Panos a déclaré qu’après d’énormes mobilisations, Syriza n’a pas réussi à puiser dans la colère des gens. « L’opposition officielle vient d’accepter la décision du gouvernement d’avoir trois jours de deuil », a-t-il dit.

« Syriza n’a rien organisé. Malgré le premier résultat en mai qui a révélé l’organisation de la droite et l’opposition tiède de Syriza, cela a continué sur le même mode lors de la deuxième élection.

La performance de Syriza lors de cette élection est la continuation de ses trahisons après avoir remporté les élections en 2015, mais s’est ensuite rendue à l’Union européenne, aux riches grecs et au Fonds monétaire international. Le dirigeant de Syriza, Alexis Tsipras, a tweeté dimanche qu' »un grand cycle historique créatif s’est refermé ». Cela a été un cycle d’échecs parce que nous avons essayé de battre le système en utilisant ses propres règles.

Le retour de l’extrême droite fait suite à un programme raciste intensifié de ND, notamment la fermeture des frontières de la Grèce et l’escalade des refoulements en Méditerranée.

« La première chose à blâmer pour le retour des fascistes est la politique du gouvernement conservateur. Il a promu l’agenda d’extrême droite sur la migration au cours des quatre dernières années », a déclaré Panos.

Panos a qualifié la décision de trois jours de deuil de « pure hypocrisie ». « Les meurtriers pleuraient les assassinés. » Il a ajouté que la réponse de la gauche « n’a jamais été de défier » le racisme croissant de ND, ou la menace fasciste croissante. « Ils ont exprimé leur chagrin pour les meurtres de réfugiés, mais en ce qui concerne le mur frontalier ou la politique de l’Union européenne, ils n’ont rien fait », a déclaré Panos.

Après les résultats, les gens ordinaires en Grèce doivent être prêts à se mobiliser contre le nouveau gouvernement. « ND a dit que les choses vont s’améliorer et que l’économie se porte bien », a déclaré Panos.
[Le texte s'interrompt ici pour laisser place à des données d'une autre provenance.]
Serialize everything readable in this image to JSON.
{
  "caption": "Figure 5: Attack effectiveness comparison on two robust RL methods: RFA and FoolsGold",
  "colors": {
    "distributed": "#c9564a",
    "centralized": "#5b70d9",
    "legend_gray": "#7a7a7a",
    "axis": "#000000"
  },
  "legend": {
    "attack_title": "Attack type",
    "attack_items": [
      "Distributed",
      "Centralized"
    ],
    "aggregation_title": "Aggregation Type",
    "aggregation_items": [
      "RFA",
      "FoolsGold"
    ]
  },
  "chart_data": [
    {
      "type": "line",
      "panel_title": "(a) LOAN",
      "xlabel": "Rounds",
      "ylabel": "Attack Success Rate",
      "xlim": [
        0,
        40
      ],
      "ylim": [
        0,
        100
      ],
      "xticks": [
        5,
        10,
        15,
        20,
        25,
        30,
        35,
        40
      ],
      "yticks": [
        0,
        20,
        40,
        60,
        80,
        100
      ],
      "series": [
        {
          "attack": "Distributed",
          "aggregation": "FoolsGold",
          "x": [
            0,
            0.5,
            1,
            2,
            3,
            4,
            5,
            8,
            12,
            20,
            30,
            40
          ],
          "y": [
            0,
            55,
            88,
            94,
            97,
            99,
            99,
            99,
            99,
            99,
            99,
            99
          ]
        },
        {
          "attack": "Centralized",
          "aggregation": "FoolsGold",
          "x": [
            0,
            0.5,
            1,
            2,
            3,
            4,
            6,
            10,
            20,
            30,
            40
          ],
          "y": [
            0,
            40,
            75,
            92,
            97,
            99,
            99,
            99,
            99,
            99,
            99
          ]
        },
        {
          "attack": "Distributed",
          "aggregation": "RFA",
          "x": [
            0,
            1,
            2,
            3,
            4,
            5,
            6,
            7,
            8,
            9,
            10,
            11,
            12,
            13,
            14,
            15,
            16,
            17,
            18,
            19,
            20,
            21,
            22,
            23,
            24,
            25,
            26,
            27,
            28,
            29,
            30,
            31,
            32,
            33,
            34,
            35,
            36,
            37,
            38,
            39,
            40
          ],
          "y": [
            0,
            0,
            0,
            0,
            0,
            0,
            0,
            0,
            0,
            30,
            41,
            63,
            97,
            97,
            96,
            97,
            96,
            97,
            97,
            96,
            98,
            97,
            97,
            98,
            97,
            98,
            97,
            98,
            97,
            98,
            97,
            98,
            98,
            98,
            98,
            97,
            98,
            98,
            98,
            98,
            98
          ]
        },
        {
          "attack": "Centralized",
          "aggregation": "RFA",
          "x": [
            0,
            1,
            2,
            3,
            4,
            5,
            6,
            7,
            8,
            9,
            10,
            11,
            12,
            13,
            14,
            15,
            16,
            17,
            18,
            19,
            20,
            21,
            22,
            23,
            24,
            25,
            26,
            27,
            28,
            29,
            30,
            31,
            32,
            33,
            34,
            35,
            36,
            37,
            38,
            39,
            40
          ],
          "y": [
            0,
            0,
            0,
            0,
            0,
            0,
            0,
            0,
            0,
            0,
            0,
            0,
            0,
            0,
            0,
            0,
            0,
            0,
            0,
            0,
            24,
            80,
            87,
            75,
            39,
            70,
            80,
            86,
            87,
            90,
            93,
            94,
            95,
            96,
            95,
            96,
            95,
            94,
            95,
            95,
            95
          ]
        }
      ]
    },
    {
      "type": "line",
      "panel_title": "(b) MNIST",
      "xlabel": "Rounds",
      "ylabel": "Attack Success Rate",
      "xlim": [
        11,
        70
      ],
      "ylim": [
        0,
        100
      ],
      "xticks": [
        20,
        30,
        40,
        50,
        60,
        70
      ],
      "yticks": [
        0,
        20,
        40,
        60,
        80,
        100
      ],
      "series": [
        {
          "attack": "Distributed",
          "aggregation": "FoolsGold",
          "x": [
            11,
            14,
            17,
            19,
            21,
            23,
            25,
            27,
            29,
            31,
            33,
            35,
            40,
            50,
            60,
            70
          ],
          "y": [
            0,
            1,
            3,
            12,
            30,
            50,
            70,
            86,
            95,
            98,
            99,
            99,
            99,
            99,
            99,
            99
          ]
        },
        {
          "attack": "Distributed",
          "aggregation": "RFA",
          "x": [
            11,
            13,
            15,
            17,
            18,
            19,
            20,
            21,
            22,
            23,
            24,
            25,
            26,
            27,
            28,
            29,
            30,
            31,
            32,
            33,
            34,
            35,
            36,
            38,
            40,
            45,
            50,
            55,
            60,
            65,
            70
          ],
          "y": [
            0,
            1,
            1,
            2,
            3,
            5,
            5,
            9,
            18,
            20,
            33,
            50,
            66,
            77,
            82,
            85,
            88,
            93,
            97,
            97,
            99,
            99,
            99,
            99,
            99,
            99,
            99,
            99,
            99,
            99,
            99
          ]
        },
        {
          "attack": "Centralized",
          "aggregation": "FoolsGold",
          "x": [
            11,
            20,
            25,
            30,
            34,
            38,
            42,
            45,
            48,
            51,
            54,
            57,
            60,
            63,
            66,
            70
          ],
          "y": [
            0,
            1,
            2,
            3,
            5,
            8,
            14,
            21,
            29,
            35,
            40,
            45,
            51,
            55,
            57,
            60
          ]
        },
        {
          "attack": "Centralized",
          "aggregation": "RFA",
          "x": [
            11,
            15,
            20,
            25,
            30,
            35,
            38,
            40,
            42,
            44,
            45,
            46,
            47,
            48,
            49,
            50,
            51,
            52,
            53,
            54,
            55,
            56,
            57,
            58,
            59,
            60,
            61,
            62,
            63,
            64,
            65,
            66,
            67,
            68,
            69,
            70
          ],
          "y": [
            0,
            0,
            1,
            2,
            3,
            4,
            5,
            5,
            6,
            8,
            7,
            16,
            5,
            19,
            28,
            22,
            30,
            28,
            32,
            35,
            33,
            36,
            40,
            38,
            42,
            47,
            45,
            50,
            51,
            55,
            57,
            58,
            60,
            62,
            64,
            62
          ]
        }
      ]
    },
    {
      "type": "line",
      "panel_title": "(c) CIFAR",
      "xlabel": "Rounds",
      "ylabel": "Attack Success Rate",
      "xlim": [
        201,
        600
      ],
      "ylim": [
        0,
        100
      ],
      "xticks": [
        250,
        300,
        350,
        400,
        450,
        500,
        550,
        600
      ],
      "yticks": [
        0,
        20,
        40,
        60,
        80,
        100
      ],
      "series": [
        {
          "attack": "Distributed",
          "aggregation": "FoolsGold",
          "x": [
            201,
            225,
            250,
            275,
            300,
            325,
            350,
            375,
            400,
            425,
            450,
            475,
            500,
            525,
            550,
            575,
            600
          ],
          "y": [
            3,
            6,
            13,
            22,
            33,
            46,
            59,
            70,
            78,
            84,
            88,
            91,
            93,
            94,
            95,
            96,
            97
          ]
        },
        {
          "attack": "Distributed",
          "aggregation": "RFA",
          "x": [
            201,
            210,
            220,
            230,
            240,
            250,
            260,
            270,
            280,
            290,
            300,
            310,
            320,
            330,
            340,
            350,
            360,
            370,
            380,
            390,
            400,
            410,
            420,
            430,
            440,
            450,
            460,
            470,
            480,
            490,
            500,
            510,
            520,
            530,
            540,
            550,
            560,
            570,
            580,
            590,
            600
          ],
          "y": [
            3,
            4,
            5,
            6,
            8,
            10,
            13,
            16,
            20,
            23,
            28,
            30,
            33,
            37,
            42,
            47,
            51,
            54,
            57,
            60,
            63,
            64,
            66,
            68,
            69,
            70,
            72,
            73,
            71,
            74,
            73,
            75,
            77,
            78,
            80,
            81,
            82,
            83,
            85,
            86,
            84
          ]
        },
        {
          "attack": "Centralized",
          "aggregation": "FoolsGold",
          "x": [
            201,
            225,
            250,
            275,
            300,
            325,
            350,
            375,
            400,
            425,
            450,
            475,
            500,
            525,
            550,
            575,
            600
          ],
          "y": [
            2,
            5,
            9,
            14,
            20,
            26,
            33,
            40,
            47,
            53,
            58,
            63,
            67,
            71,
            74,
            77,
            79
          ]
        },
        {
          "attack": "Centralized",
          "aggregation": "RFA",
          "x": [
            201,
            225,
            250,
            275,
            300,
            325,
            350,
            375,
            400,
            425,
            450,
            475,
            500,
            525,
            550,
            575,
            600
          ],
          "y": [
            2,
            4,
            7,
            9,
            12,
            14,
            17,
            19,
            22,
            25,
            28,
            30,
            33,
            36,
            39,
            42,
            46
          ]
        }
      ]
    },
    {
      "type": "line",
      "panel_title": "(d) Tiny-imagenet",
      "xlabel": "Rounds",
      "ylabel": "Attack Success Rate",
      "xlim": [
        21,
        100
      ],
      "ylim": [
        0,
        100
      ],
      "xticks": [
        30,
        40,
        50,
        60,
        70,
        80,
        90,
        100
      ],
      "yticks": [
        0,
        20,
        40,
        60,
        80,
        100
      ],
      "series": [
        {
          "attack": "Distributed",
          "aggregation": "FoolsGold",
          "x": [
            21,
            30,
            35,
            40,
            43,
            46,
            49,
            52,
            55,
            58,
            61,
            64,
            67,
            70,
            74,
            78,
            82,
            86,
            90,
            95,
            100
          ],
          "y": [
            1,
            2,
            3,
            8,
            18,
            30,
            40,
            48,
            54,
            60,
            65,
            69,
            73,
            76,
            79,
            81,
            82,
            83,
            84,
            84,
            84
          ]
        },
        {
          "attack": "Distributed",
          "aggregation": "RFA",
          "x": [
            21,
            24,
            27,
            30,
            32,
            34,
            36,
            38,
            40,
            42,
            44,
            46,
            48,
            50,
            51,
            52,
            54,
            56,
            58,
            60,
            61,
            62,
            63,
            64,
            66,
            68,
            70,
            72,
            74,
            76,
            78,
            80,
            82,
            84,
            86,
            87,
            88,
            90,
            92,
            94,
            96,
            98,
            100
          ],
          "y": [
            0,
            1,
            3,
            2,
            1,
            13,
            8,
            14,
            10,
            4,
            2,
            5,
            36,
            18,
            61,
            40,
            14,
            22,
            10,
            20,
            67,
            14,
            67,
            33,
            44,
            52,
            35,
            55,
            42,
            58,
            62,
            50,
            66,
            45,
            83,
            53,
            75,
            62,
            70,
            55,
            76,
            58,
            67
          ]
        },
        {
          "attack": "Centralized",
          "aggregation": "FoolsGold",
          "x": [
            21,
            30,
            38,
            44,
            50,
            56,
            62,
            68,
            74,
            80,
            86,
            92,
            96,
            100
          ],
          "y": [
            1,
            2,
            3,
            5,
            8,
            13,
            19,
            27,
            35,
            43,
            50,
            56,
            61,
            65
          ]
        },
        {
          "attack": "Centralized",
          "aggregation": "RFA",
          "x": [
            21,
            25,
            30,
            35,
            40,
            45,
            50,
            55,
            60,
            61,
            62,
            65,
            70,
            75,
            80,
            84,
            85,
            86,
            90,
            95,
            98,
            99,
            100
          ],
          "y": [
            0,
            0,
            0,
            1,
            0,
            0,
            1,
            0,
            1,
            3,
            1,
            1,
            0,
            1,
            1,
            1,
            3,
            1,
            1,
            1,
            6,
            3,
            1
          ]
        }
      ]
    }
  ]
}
« Mais la politique du prochain gouvernement sera davantage de réductions et d’attaques contre les dépenses publiques – c’est là que nous devrons concentrer notre riposte. Ceux qui se sont peut-être abstenus lors des élections seront en première ligne lorsqu’il s’agira de faire grève contre les réductions de salaire ou les coupes dans le service national de santé.

Panos a déclaré que l’opposition « va sortir dans les rues, ainsi que frapper et construire le mouvement antifasciste qui a envoyé Golden Dawn en prison ».

« Il y avait autrefois de grands espoirs que Syriza apporterait des changements par la voie parlementaire. Maintenant, c’est parti. Beaucoup de gens réalisent que c’était une illusion – nous devons garder cela à l’esprit. La stratégie nécessaire pour gagner doit être de construire la gauche révolutionnaire.